"RUMBLE thy bellyful" King Lear enjoins the storm: "Spit fire! Spout rain!" - and thereby hangs a tale. The most noticeable characteristic of a peal of thunder is its long rumbling roll, and yet the phenomenon originates from an almost instantaneous flash of lightning. Why, one might wonder, it is not just a single, short, sharp clap?
The very sudden rise in temperature accompanying a lightning stroke causes the air in the immediate vicinity of the incandescent channel to expand rapidly. This expansion causes a compression wave that has all the characteristics of a common sound wave, and which travels outwards radically from the flash. We hear it as a peal of thunder, but unlike the light which travels almost instantaneously, the sound wave moves through the atmosphere at a mere 700 mph; it takes five seconds to travel every mile.

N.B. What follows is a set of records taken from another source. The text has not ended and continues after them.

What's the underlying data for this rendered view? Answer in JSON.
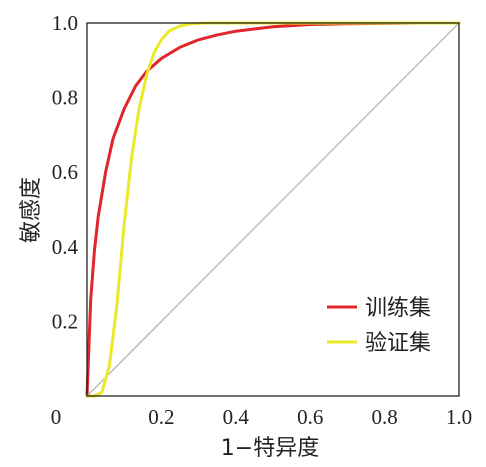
{
  "chart_data": {
    "type": "line",
    "xlabel": "1−特异度",
    "ylabel": "敏感度",
    "xlim": [
      0,
      1
    ],
    "ylim": [
      0,
      1
    ],
    "x_ticks": [
      "0",
      "0.2",
      "0.4",
      "0.6",
      "0.8",
      "1.0"
    ],
    "y_ticks": [
      "0.2",
      "0.4",
      "0.6",
      "0.8",
      "1.0"
    ],
    "grid": false,
    "legend_position": "bottom-right",
    "series": [
      {
        "name": "训练集",
        "color": "#e0262a",
        "x": [
          0,
          0.01,
          0.02,
          0.03,
          0.05,
          0.07,
          0.1,
          0.13,
          0.16,
          0.2,
          0.25,
          0.3,
          0.35,
          0.4,
          0.5,
          0.6,
          0.7,
          0.8,
          0.9,
          1.0
        ],
        "y": [
          0,
          0.26,
          0.39,
          0.48,
          0.6,
          0.69,
          0.77,
          0.83,
          0.87,
          0.905,
          0.935,
          0.955,
          0.968,
          0.978,
          0.99,
          0.996,
          0.998,
          0.999,
          1.0,
          1.0
        ]
      },
      {
        "name": "验证集",
        "color": "#eaea2a",
        "x": [
          0,
          0.02,
          0.04,
          0.06,
          0.08,
          0.1,
          0.12,
          0.14,
          0.16,
          0.18,
          0.2,
          0.22,
          0.25,
          0.28,
          0.32,
          0.4,
          0.5,
          1.0
        ],
        "y": [
          0,
          0.0,
          0.01,
          0.08,
          0.24,
          0.46,
          0.64,
          0.77,
          0.86,
          0.92,
          0.955,
          0.978,
          0.992,
          0.998,
          1.0,
          1.0,
          1.0,
          1.0
        ]
      },
      {
        "name": "",
        "color": "#bbbbbb",
        "x": [
          0,
          1
        ],
        "y": [
          0,
          1
        ]
      }
    ]
  }
}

Now imagine, if you can, a stroke of lightning a mile or two away, stretching vertically from a high cloud down to the ground below. The explosive expansion of the air resulting in the thunder occurs almost simultaneously at all points along the lightning path. But the resulting sound waves travel, relatively speaking, rather slowly; those from the lowest end of the channel will reach you first, because it is the closest; the waves from the top of the channel, just underneath the cloud, have further to travel, and will take significantly longer.

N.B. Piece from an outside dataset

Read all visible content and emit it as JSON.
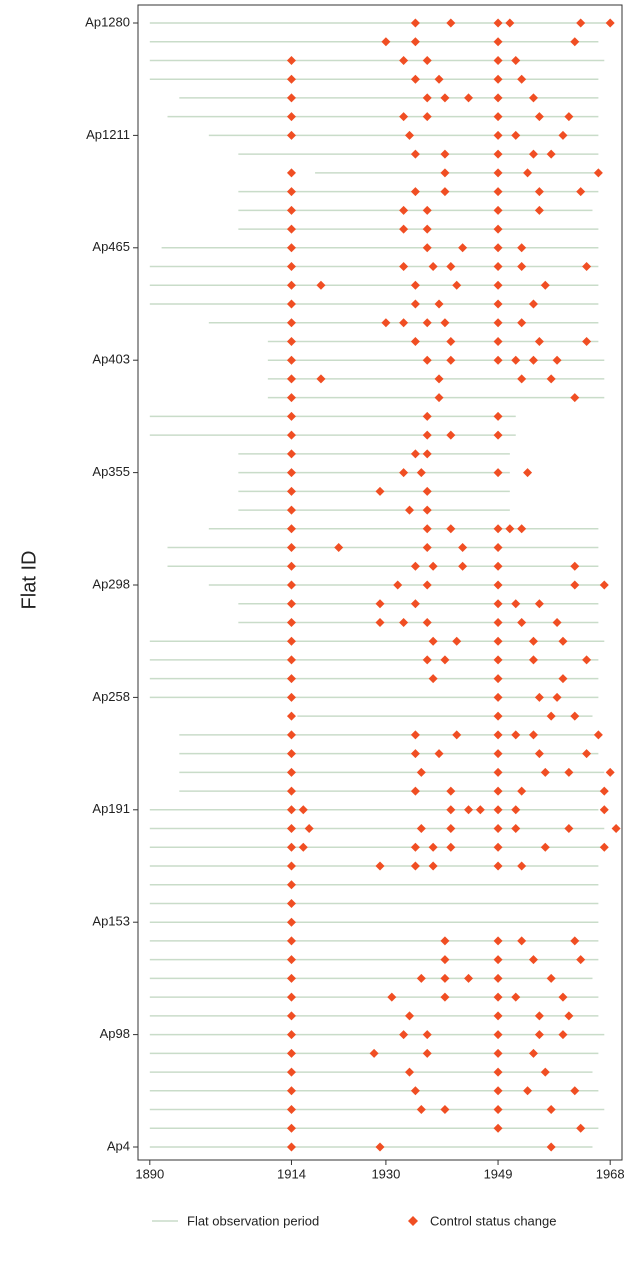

If the sound from the bottom of a lightning stroke reaches you in, say, 12 seconds, that from the top may not arrive for 15. In between, each segment of the stroke makes its own contribution to the train of sound waves reaching a listener's ears, and the result is a continuous peal some three seconds long. And it may also happen that echoes reflected from the surrounding landscape may extend the rumbling sound still more.
Further acoustic complications are often introduced by confusion as to where the sound is coming from when thunder may seem almost to move in circles around the listener. But Nature does not engage in such gymnastics; thunderstorms generally follow a reasonably straight track, guided by the prevailing winds in the upper levels of the atmosphere. A large thunderstorm, however, may consist of several "thunder cells", each an independent zone of thundery activity within a single storm. It may happen that one cell may travel past an observer, only to be followed shortly afterwards by another heading in the same direction. This orderly procession, with each cell sounding off at different times, produces the illusion of the oscillating or rotating, thunderstorm.